Good, if shallow, piece in The Washington Post this weekend about a Washington and Lee University course on apocalypticism. Reporter Susan Kenzie is present on the last day of class, which Professor Eduardo Velasquez closes out with the memorable line "Leave." Because it was the last class of university for many students, there are a few unintentionally hilarious taking-stock-of-it-all anecdotes. Here's what passes for staring into the abyss for the many of the kids these days:

Michael Lee, 22, who will graduate from the small Lexington college Thursday . . . knows his immediate future: a job as a health care lobbyist in Washington. "After that, it's a great unknown."

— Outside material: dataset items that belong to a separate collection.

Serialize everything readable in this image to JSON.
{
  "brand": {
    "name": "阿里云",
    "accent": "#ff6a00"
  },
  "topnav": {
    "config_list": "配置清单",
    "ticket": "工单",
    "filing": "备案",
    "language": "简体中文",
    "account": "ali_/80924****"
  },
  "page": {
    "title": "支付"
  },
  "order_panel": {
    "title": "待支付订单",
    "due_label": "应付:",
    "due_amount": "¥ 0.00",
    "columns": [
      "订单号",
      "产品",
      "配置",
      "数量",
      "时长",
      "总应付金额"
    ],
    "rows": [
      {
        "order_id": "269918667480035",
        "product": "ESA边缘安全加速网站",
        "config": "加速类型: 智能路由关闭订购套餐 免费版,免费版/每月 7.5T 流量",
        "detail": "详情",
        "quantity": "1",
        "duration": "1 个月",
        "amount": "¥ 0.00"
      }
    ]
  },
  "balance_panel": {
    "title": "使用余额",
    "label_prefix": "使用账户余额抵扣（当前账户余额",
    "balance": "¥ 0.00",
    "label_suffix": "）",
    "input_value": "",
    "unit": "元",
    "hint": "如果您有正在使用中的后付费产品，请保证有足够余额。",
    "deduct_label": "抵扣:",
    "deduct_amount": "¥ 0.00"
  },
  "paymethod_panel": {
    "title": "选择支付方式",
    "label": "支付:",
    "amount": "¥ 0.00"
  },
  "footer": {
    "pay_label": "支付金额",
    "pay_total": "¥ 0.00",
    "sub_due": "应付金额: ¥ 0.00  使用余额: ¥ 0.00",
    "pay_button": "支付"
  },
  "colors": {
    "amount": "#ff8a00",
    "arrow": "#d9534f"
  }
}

"The end of the world for me," [said senior Tallie Jamison], "is graduation. That's what it is for most of us. It's really scary. It's coming. The clock is ticking. But we don't really know what comes after that."

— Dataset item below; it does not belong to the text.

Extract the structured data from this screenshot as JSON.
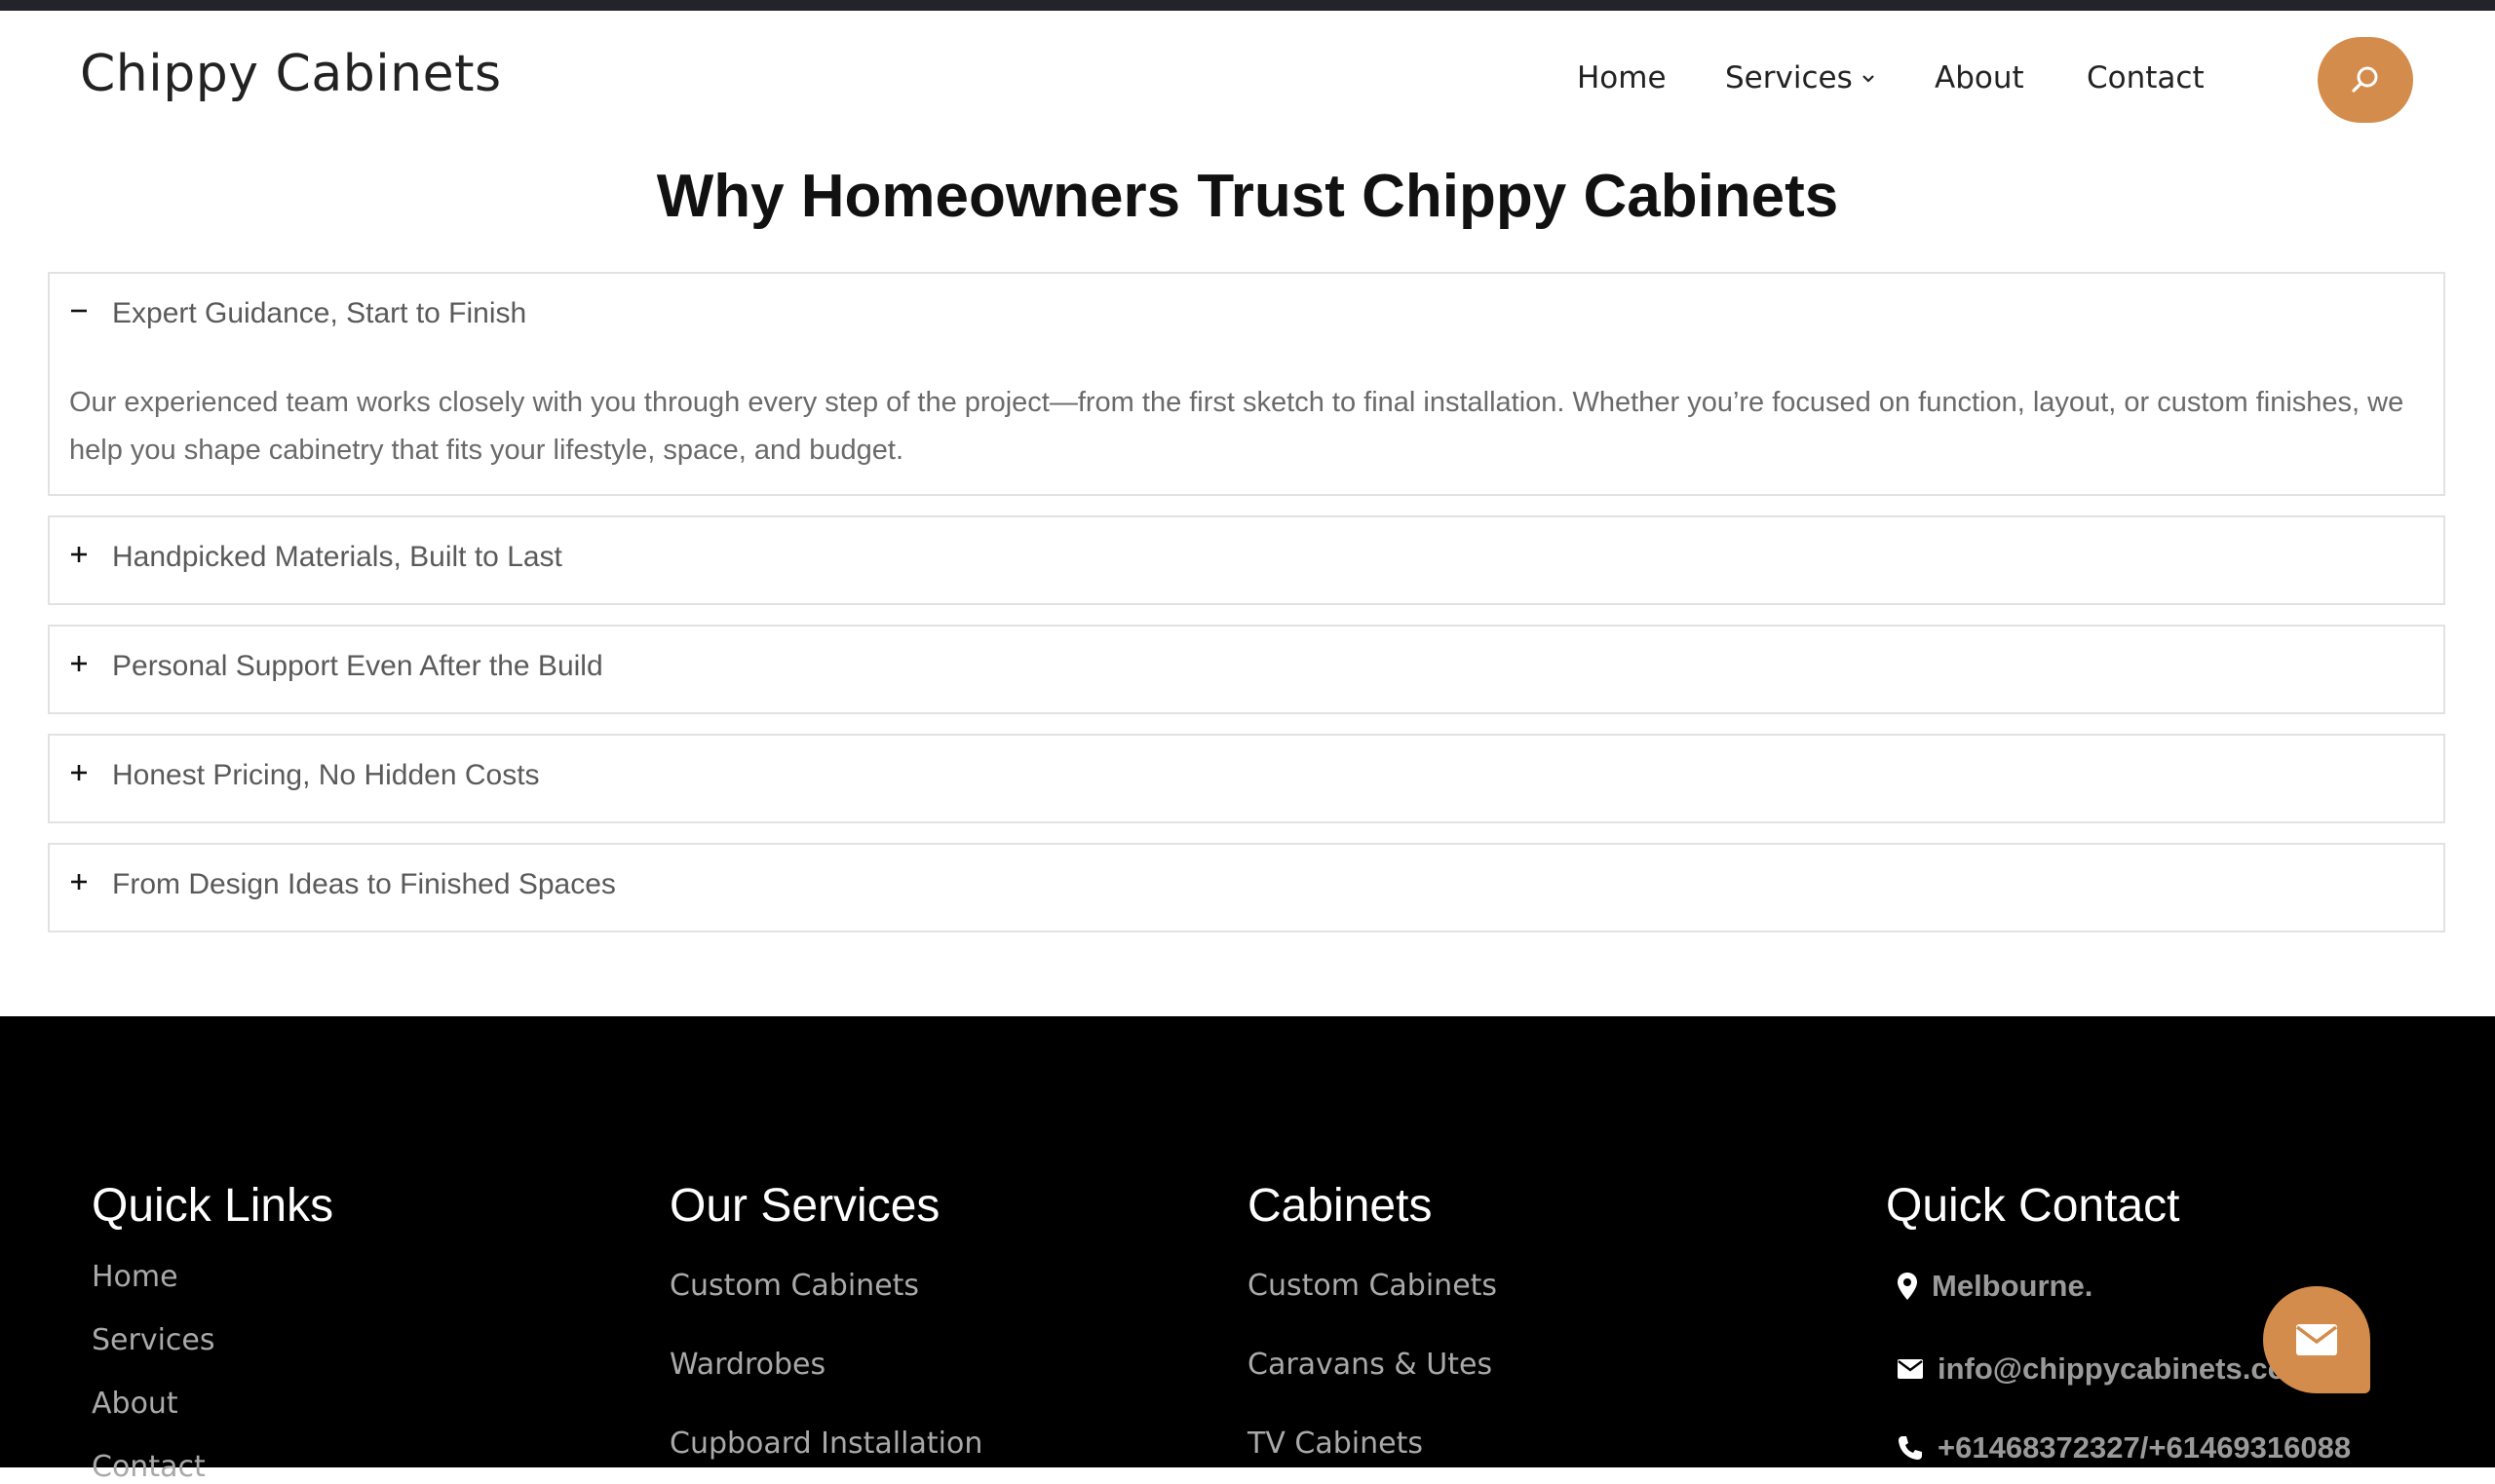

[A job, kids, paying off college loans? -- ed.]

As reporter Kenzie notes, "the idea of the apocalypse has taken hold in strange ways in this post-millennial, post-Cold War, post-Sept. 11 world." Professor Velasquez, for his part, isn't an especially sectarian apocalypticist, but he does take the subject matter of his course seriously:

"I can't tell you about floating up someplace, or a rapture, but it does seem to me that we are at the end of something, that we are a civilization that has exhausted itself."

Apocalypticism taps into deep currents of what National Post regular Colby Cosh has described as "the pervasive collective feeling (present in all human ages) that the world has gone wrong" and offers an answer to this problem.

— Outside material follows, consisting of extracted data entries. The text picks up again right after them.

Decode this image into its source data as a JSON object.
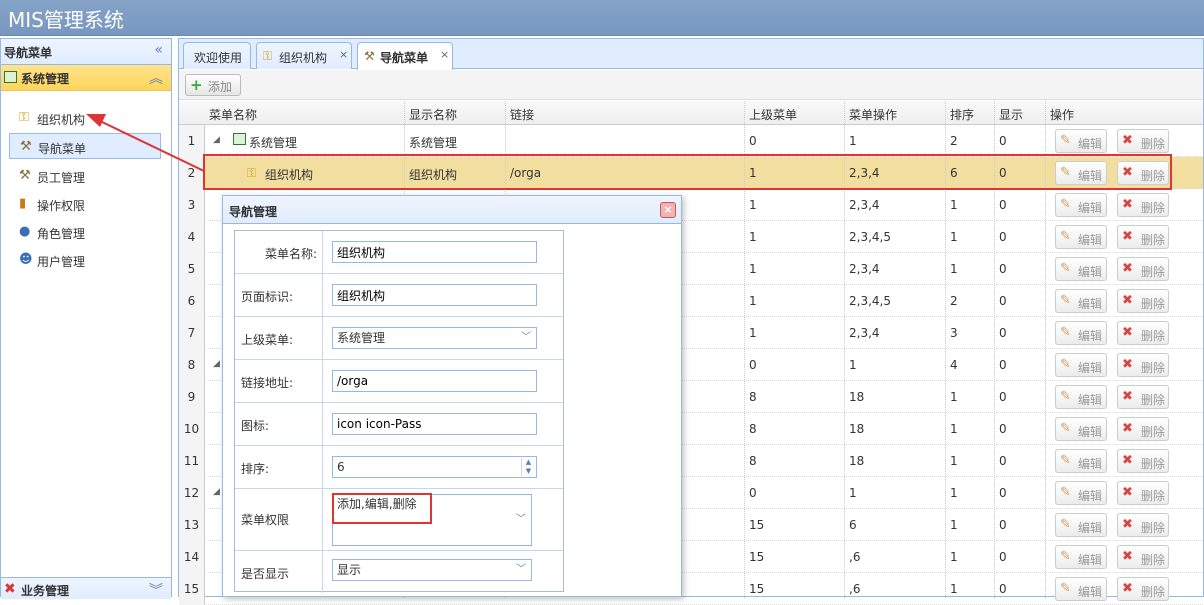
{
  "app": {
    "title": "MIS管理系统"
  },
  "sidebar": {
    "title": "导航菜单",
    "collapse_icon": "double-chevron-left-icon",
    "system_group": "系统管理",
    "items": [
      {
        "label": "组织机构",
        "icon": "key-icon"
      },
      {
        "label": "导航菜单",
        "icon": "wrench-icon"
      },
      {
        "label": "员工管理",
        "icon": "wrench-icon"
      },
      {
        "label": "操作权限",
        "icon": "book-icon"
      },
      {
        "label": "角色管理",
        "icon": "user-icon"
      },
      {
        "label": "用户管理",
        "icon": "users-icon"
      }
    ],
    "business_group": "业务管理"
  },
  "tabs": [
    {
      "label": "欢迎使用"
    },
    {
      "label": "组织机构",
      "close": "×"
    },
    {
      "label": "导航菜单",
      "close": "×"
    }
  ],
  "toolbar": {
    "add_label": "添加",
    "add_glyph": "+"
  },
  "grid": {
    "columns": [
      "菜单名称",
      "显示名称",
      "链接",
      "上级菜单",
      "菜单操作",
      "排序",
      "显示",
      "操作"
    ],
    "edit_label": "编辑",
    "delete_label": "删除",
    "edit_glyph": "✎",
    "delete_glyph": "✖",
    "rows": [
      {
        "n": "1",
        "name": "系统管理",
        "display": "系统管理",
        "link": "",
        "parent": "0",
        "ops": "1",
        "sort": "2",
        "show": "0"
      },
      {
        "n": "2",
        "name": "组织机构",
        "display": "组织机构",
        "link": "/orga",
        "parent": "1",
        "ops": "2,3,4",
        "sort": "6",
        "show": "0"
      },
      {
        "n": "3",
        "name": "",
        "display": "",
        "link": "",
        "parent": "1",
        "ops": "2,3,4",
        "sort": "1",
        "show": "0"
      },
      {
        "n": "4",
        "name": "",
        "display": "",
        "link": "",
        "parent": "1",
        "ops": "2,3,4,5",
        "sort": "1",
        "show": "0"
      },
      {
        "n": "5",
        "name": "",
        "display": "",
        "link": "",
        "parent": "1",
        "ops": "2,3,4",
        "sort": "1",
        "show": "0"
      },
      {
        "n": "6",
        "name": "",
        "display": "",
        "link": "",
        "parent": "1",
        "ops": "2,3,4,5",
        "sort": "2",
        "show": "0"
      },
      {
        "n": "7",
        "name": "",
        "display": "",
        "link": "",
        "parent": "1",
        "ops": "2,3,4",
        "sort": "3",
        "show": "0"
      },
      {
        "n": "8",
        "name": "",
        "display": "",
        "link": "",
        "parent": "0",
        "ops": "1",
        "sort": "4",
        "show": "0"
      },
      {
        "n": "9",
        "name": "",
        "display": "",
        "link": "",
        "parent": "8",
        "ops": "18",
        "sort": "1",
        "show": "0"
      },
      {
        "n": "10",
        "name": "",
        "display": "",
        "link": "",
        "parent": "8",
        "ops": "18",
        "sort": "1",
        "show": "0"
      },
      {
        "n": "11",
        "name": "",
        "display": "",
        "link": "",
        "parent": "8",
        "ops": "18",
        "sort": "1",
        "show": "0"
      },
      {
        "n": "12",
        "name": "",
        "display": "",
        "link": "",
        "parent": "0",
        "ops": "1",
        "sort": "1",
        "show": "0"
      },
      {
        "n": "13",
        "name": "",
        "display": "",
        "link": "",
        "parent": "15",
        "ops": "6",
        "sort": "1",
        "show": "0"
      },
      {
        "n": "14",
        "name": "",
        "display": "",
        "link": "",
        "parent": "15",
        "ops": ",6",
        "sort": "1",
        "show": "0"
      },
      {
        "n": "15",
        "name": "",
        "display": "",
        "link": "",
        "parent": "15",
        "ops": ",6",
        "sort": "1",
        "show": "0"
      }
    ]
  },
  "dialog": {
    "title": "导航管理",
    "close_glyph": "×",
    "fields": {
      "name_label": "菜单名称:",
      "name_value": "组织机构",
      "page_label": "页面标识:",
      "page_value": "组织机构",
      "parent_label": "上级菜单:",
      "parent_value": "系统管理",
      "link_label": "链接地址:",
      "link_value": "/orga",
      "icon_label": "图标:",
      "icon_value": "icon icon-Pass",
      "sort_label": "排序:",
      "sort_value": "6",
      "perm_label": "菜单权限",
      "perm_value": "添加,编辑,删除",
      "show_label": "是否显示",
      "show_value": "显示"
    }
  },
  "colors": {
    "highlight": "#e03333",
    "selected_row": "#f2dfa0",
    "header": "#7897c0"
  }
}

The solution is, hold fast to the faith and wait for deliverance by a higher power. The prof rightly tells Kenzie that the end of the world in the apocalyptic context is the beginning of something else. What comes after depends on whether one had faith in that deliverer all along.

Kenzie does a good job of observing the scene -- and God bless her for those anecdotes -- but I wish she had asked more questions. To wit:

1) Historically, the Apocalypse has tended to be more popular with persecuted religious sects that with sects that have it relatively good. Why is it so popular with many American Christians today?

2) When popular culture adopts apocalyptic themes, does it tend to swallow them whole or is it a lot more selective in its use?

3) Are apocalyptic themes in fact more prevalent today? Have there been any attempts to quantify this?

And so forth. The thing about journalism is, class is never out of session.